俺を、家に連れて行くって親にはっきり言って。
俺なんかが行っていいのか。
そんな資格あるのか。
誰も喋ることなく実家に着く。
親戚が来ていて。
ここに祭壇作るから、ここにとりあえず布団敷いてって。
部屋を片付ける。邪魔なもの2階にって。
恭子の部屋?に。
ごめん恭子勝手に入るよ。
見ると泣きそうなんで何も見ないようにする。
通夜とか葬儀とか、メシ食って酒飲むんだぜ。
耐えられなかった。
恭子が死んだのに。
でも逃げるわけには行かなかった。
でも現実なわけよ、日取り決めて、棺桶決めて、
写真決めてってやるしかいけない。
悲しいとか言ってられない。
俺も、思った。
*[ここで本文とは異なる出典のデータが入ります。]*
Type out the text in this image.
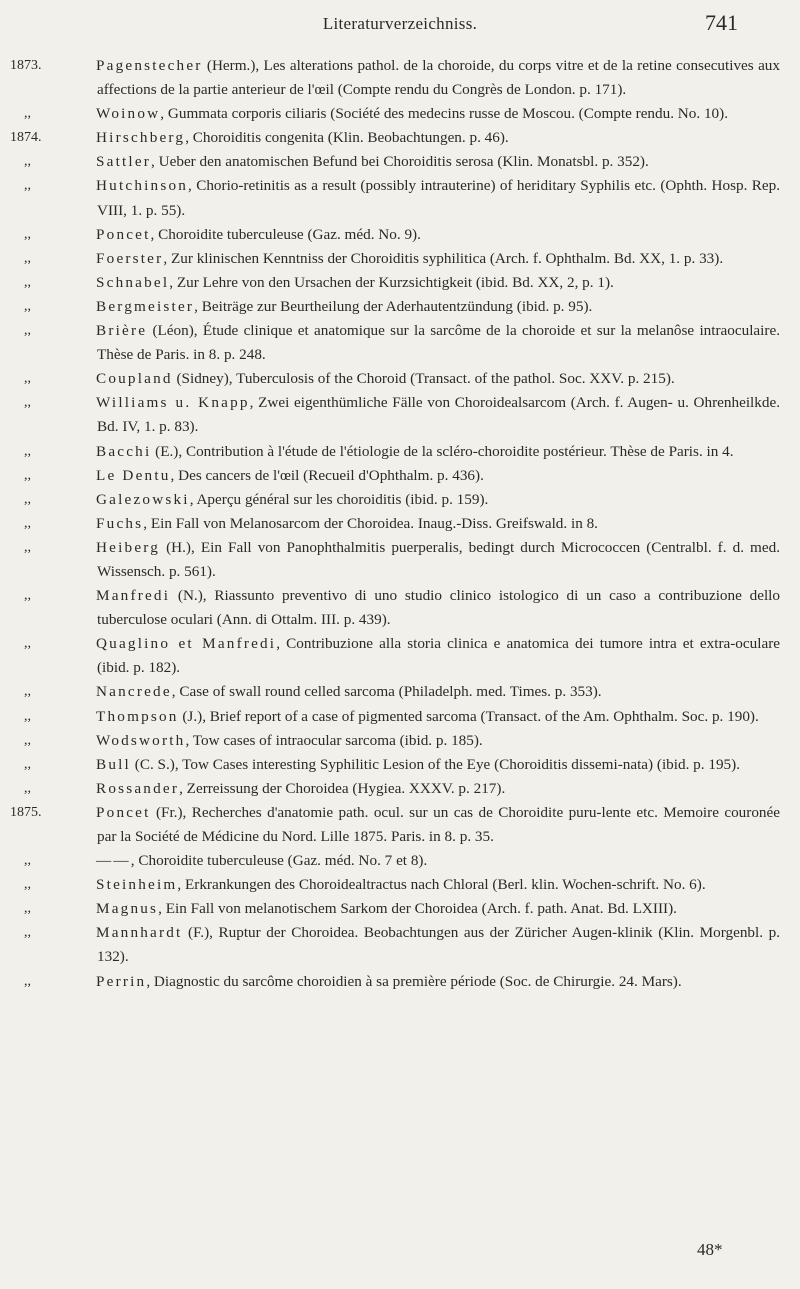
Literaturverzeichniss.	741
1873.	Pagenstecher (Herm.), Les alterations pathol. de la choroide, du corps vitre et de la retine consecutives aux affections de la partie anterieur de l'œil (Compte rendu du Congrès de London. p. 171).
,,	Woinow, Gummata corporis ciliaris (Société des medecins russe de Moscou. (Compte rendu. No. 10).
1874.	Hirschberg, Choroiditis congenita (Klin. Beobachtungen. p. 46).
,,	Sattler, Ueber den anatomischen Befund bei Choroiditis serosa (Klin. Monatsbl. p. 352).
,,	Hutchinson, Chorio-retinitis as a result (possibly intrauterine) of heriditary Syphilis etc. (Ophth. Hosp. Rep. VIII, 1. p. 55).
,,	Poncet, Choroidite tuberculeuse (Gaz. méd. No. 9).
,,	Foerster, Zur klinischen Kenntniss der Choroiditis syphilitica (Arch. f. Ophthalm. Bd. XX, 1. p. 33).
,,	Schnabel, Zur Lehre von den Ursachen der Kurzsichtigkeit (ibid. Bd. XX, 2, p. 1).
,,	Bergmeister, Beiträge zur Beurtheilung der Aderhautentzündung (ibid. p. 95).
,,	Brière (Léon), Étude clinique et anatomique sur la sarcôme de la choroide et sur la melanôse intraoculaire. Thèse de Paris. in 8. p. 248.
,,	Coupland (Sidney), Tuberculosis of the Choroid (Transact. of the pathol. Soc. XXV. p. 215).
,,	Williams u. Knapp, Zwei eigenthümliche Fälle von Choroidealsarcom (Arch. f. Augen- u. Ohrenheilkde. Bd. IV, 1. p. 83).
,,	Bacchi (E.), Contribution à l'étude de l'étiologie de la scléro-choroidite postérieur. Thèse de Paris. in 4.
,,	Le Dentu, Des cancers de l'œil (Recueil d'Ophthalm. p. 436).
,,	Galezowski, Aperçu général sur les choroiditis (ibid. p. 159).
,,	Fuchs, Ein Fall von Melanosarcom der Choroidea. Inaug.-Diss. Greifswald. in 8.
,,	Heiberg (H.), Ein Fall von Panophthalmitis puerperalis, bedingt durch Micrococcen (Centralbl. f. d. med. Wissensch. p. 561).
,,	Manfredi (N.), Riassunto preventivo di uno studio clinico istologico di un caso a contribuzione dello tuberculose oculari (Ann. di Ottalm. III. p. 439).
,,	Quaglino et Manfredi, Contribuzione alla storia clinica e anatomica dei tumore intra et extra-oculare (ibid. p. 182).
,,	Nancrede, Case of swall round celled sarcoma (Philadelph. med. Times. p. 353).
,,	Thompson (J.), Brief report of a case of pigmented sarcoma (Transact. of the Am. Ophthalm. Soc. p. 190).
,,	Wodsworth, Tow cases of intraocular sarcoma (ibid. p. 185).
,,	Bull (C. S.), Tow Cases interesting Syphilitic Lesion of the Eye (Choroiditis dissemi-nata) (ibid. p. 195).
,,	Rossander, Zerreissung der Choroidea (Hygiea. XXXV. p. 217).
1875.	Poncet (Fr.), Recherches d'anatomie path. ocul. sur un cas de Choroidite puru-lente etc. Memoire couronée par la Société de Médicine du Nord. Lille 1875. Paris. in 8. p. 35.
,,	——, Choroidite tuberculeuse (Gaz. méd. No. 7 et 8).
,,	Steinheim, Erkrankungen des Choroidealtractus nach Chloral (Berl. klin. Wochen-schrift. No. 6).
,,	Magnus, Ein Fall von melanotischem Sarkom der Choroidea (Arch. f. path. Anat. Bd. LXIII).
,,	Mannhardt (F.), Ruptur der Choroidea. Beobachtungen aus der Züricher Augen-klinik (Klin. Morgenbl. p. 132).
,,	Perrin, Diagnostic du sarcôme choroidien à sa première période (Soc. de Chirurgie. 24. Mars).
48*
着て行く服がない。黒いヤツ。
そういうことなんだわ。泣いてちゃ解決しない。
帰ろうと思ったんだその日。
弟がさ、姉ちゃんも今日は、いて欲しいと思うからって。
結構遅くなって、友達に弁当買ってきてくれって言って。
恭子が布団に寝かされて、白い布掛けられて。
布団・・・・
それ見たらドロドロ涙が出てきて。もう止まらないんだわ。
弟の友達も泣いてくれて。
そのまま朝まで恭子の横にいた。
恭子が死んでしまった。
骨拾うのだけは出来なかった。
体がガクガク痙攣して外に出た。
ほんとうに、ほんとうに出来なかった。